Regulation of transcription 
The promoter region of KIAA1211L is approximately 1340 base pairs with various predicted transcription factors. The glial cells missing homolog 1 and the oligodendrocyte lineage transcription factors are notable because KIAA1211L is highly expressed in the brain. Furthermore, the Estrogen-related receptor alpha is also a notable transcription factor due to KIAA1211L's low expression levels when estrogen receptors are knocked down. Furthermore, KIAA1211L is predicted to be SUMOylated. The 3' UTR of KIAA1211L is predicted to be a targeted by miRNA-132, which is depicted in the conceptual translation figure.

Function

Interacting proteins 
Glycogen Synthase Kinase 3 Beta (GSK3B)

GSK3B is a protein kinase that regulates transcription factors and microtubules. As such, it phosphorylates proteins, decreasing their ability to bind and stabilize microtubules. The proteins it phosphorylates are the principle components of neurofibrillary tangles in Alzheimer disease. The protein is needed for the establishment of neuronal polarity and axon outgrowth and phosphorylates proteins in neuroblastoma cells. Furthermore, it is associated with bipolar disease and is active in breast cancer cells.

As such, the predicted interaction between KIAA1211L and GSK3B is likely because KIAA1211L is highly expressed in the brain, associated with bipolar disorder and breast cancer, and is localized on the microtubules. The interaction between GSK3B and KIAA1211L was predicted using anti bait coimmunoprecipitation, pull down, tandem affinity purification, fluorescence polarization spectroscopy, protein kinases assay, two hybrid, and confocal microscopy experiments.

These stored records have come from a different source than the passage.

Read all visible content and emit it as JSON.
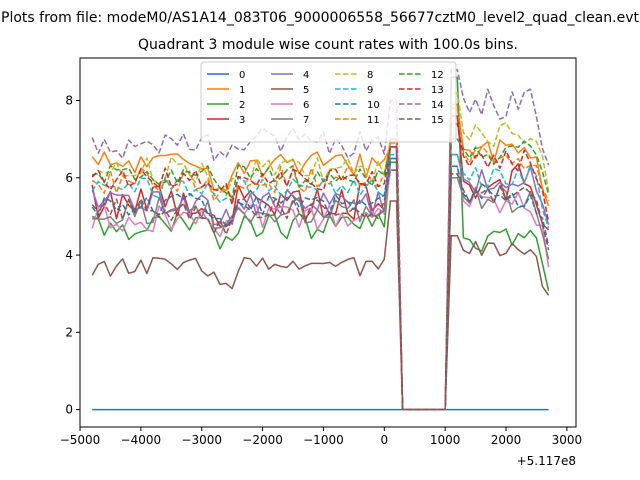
{
  "chart_data": {
    "type": "line",
    "suptitle": "Plots from file: modeM0/AS1A14_083T06_9000006558_56677cztM0_level2_quad_clean.evt",
    "title": "Quadrant 3 module wise count rates with 100.0s bins.",
    "xlabel": "",
    "ylabel": "",
    "x_offset_label": "+5.117e8",
    "xlim": [
      -5000,
      3150
    ],
    "ylim": [
      -0.45,
      9.1
    ],
    "xticks": [
      -5000,
      -4000,
      -3000,
      -2000,
      -1000,
      0,
      1000,
      2000,
      3000
    ],
    "xtick_labels": [
      "−5000",
      "−4000",
      "−3000",
      "−2000",
      "−1000",
      "0",
      "1000",
      "2000",
      "3000"
    ],
    "yticks": [
      0,
      2,
      4,
      6,
      8
    ],
    "ytick_labels": [
      "0",
      "2",
      "4",
      "6",
      "8"
    ],
    "legend": {
      "placement": "top-center",
      "ncol": 4
    },
    "gap": {
      "start": 250,
      "end": 1050
    },
    "x_range": {
      "start": -4800,
      "end": 2750,
      "step": 100
    },
    "series": [
      {
        "name": "0",
        "color": "#1f77b4",
        "style": "solid",
        "level": 0.0,
        "variation": 0.0,
        "edge": 0.0,
        "right_shift": 0.0,
        "peak": 0.0
      },
      {
        "name": "1",
        "color": "#ff7f0e",
        "style": "solid",
        "level": 6.35,
        "variation": 0.35,
        "edge": 6.8,
        "right_shift": 0.4,
        "peak": 7.9
      },
      {
        "name": "2",
        "color": "#2ca02c",
        "style": "solid",
        "level": 4.75,
        "variation": 0.35,
        "edge": 6.4,
        "right_shift": -0.3,
        "peak": 8.6
      },
      {
        "name": "3",
        "color": "#d62728",
        "style": "solid",
        "level": 5.4,
        "variation": 0.5,
        "edge": 7.0,
        "right_shift": 0.5,
        "peak": 7.6
      },
      {
        "name": "4",
        "color": "#9467bd",
        "style": "solid",
        "level": 5.35,
        "variation": 0.35,
        "edge": 6.8,
        "right_shift": 0.6,
        "peak": 6.6
      },
      {
        "name": "5",
        "color": "#8c564b",
        "style": "solid",
        "level": 3.7,
        "variation": 0.25,
        "edge": 5.4,
        "right_shift": 0.4,
        "peak": 4.5
      },
      {
        "name": "6",
        "color": "#e377c2",
        "style": "solid",
        "level": 4.95,
        "variation": 0.35,
        "edge": 6.2,
        "right_shift": 0.4,
        "peak": 6.3
      },
      {
        "name": "7",
        "color": "#7f7f7f",
        "style": "solid",
        "level": 5.15,
        "variation": 0.35,
        "edge": 6.5,
        "right_shift": 0.3,
        "peak": 6.0
      },
      {
        "name": "8",
        "color": "#bcbd22",
        "style": "dashed",
        "level": 6.2,
        "variation": 0.35,
        "edge": 7.0,
        "right_shift": 0.9,
        "peak": 8.2
      },
      {
        "name": "9",
        "color": "#17becf",
        "style": "dashed",
        "level": 5.75,
        "variation": 0.3,
        "edge": 6.6,
        "right_shift": 0.3,
        "peak": 6.6
      },
      {
        "name": "10",
        "color": "#1f77b4",
        "style": "dashed",
        "level": 5.3,
        "variation": 0.3,
        "edge": 6.5,
        "right_shift": 0.2,
        "peak": 6.3
      },
      {
        "name": "11",
        "color": "#ff7f0e",
        "style": "dashed",
        "level": 5.95,
        "variation": 0.35,
        "edge": 6.9,
        "right_shift": 0.6,
        "peak": 7.8
      },
      {
        "name": "12",
        "color": "#2ca02c",
        "style": "dashed",
        "level": 6.05,
        "variation": 0.3,
        "edge": 6.8,
        "right_shift": 0.6,
        "peak": 7.0
      },
      {
        "name": "13",
        "color": "#d62728",
        "style": "dashed",
        "level": 5.95,
        "variation": 0.3,
        "edge": 6.8,
        "right_shift": 0.5,
        "peak": 7.4
      },
      {
        "name": "14",
        "color": "#9467bd",
        "style": "dashed",
        "level": 6.9,
        "variation": 0.4,
        "edge": 8.0,
        "right_shift": 1.0,
        "peak": 8.8
      },
      {
        "name": "15",
        "color": "#8c564b",
        "style": "dashed",
        "level": 5.15,
        "variation": 0.3,
        "edge": 6.2,
        "right_shift": 0.4,
        "peak": 6.1
      }
    ]
  }
}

KIAA1211L protein is also predicted to interact with Alpha-synuclein (SNCA), E3 Ubiquitin-Protein Ligase Mdm2 (MDM2), Serine/Threonine-Protein Kinase PAK 1 (PAK 1), and DNA Replication Factor Cdt1 (CDT1).

Clinical significance 
KIAA1211L is associated with depression, bipolar disorder, and schizophrenia. Additionally, KIAA1211L is associated with various cancers including ovarian, breast, etc.

Homology

Paralogs 
KIAA1211 is the paralog to KIAA1211L. KIAA1211 is located on chromosome 4 and has 1233 amino acids. Its percent identity to KIAA1211L is 21%. The KIAA1211 has an ortholog in the bacteria Proteus vulgarism, indicating the paralog duplicated 4290 million years ago, before KIAA1211L.

Orthologs 
Below is the table of various KIAA1211L orthologs. It includes closely, intermediately, and distantly related orthologs. The most distant ortholog is the elephant shark, indicating KIAA1211L duplicated 473 MYA. The amino acids conserved among all the KIAA1211L orthologs are depicted in the conceptual translation.

Phylogeny 
The KIAA1211L gene is similar and conserved in mammals, birds, reptiles, amphibians, and fish. It is not conserved in bacteria, archaea, protists, plants, fungus, trichoplax, and invertebrates.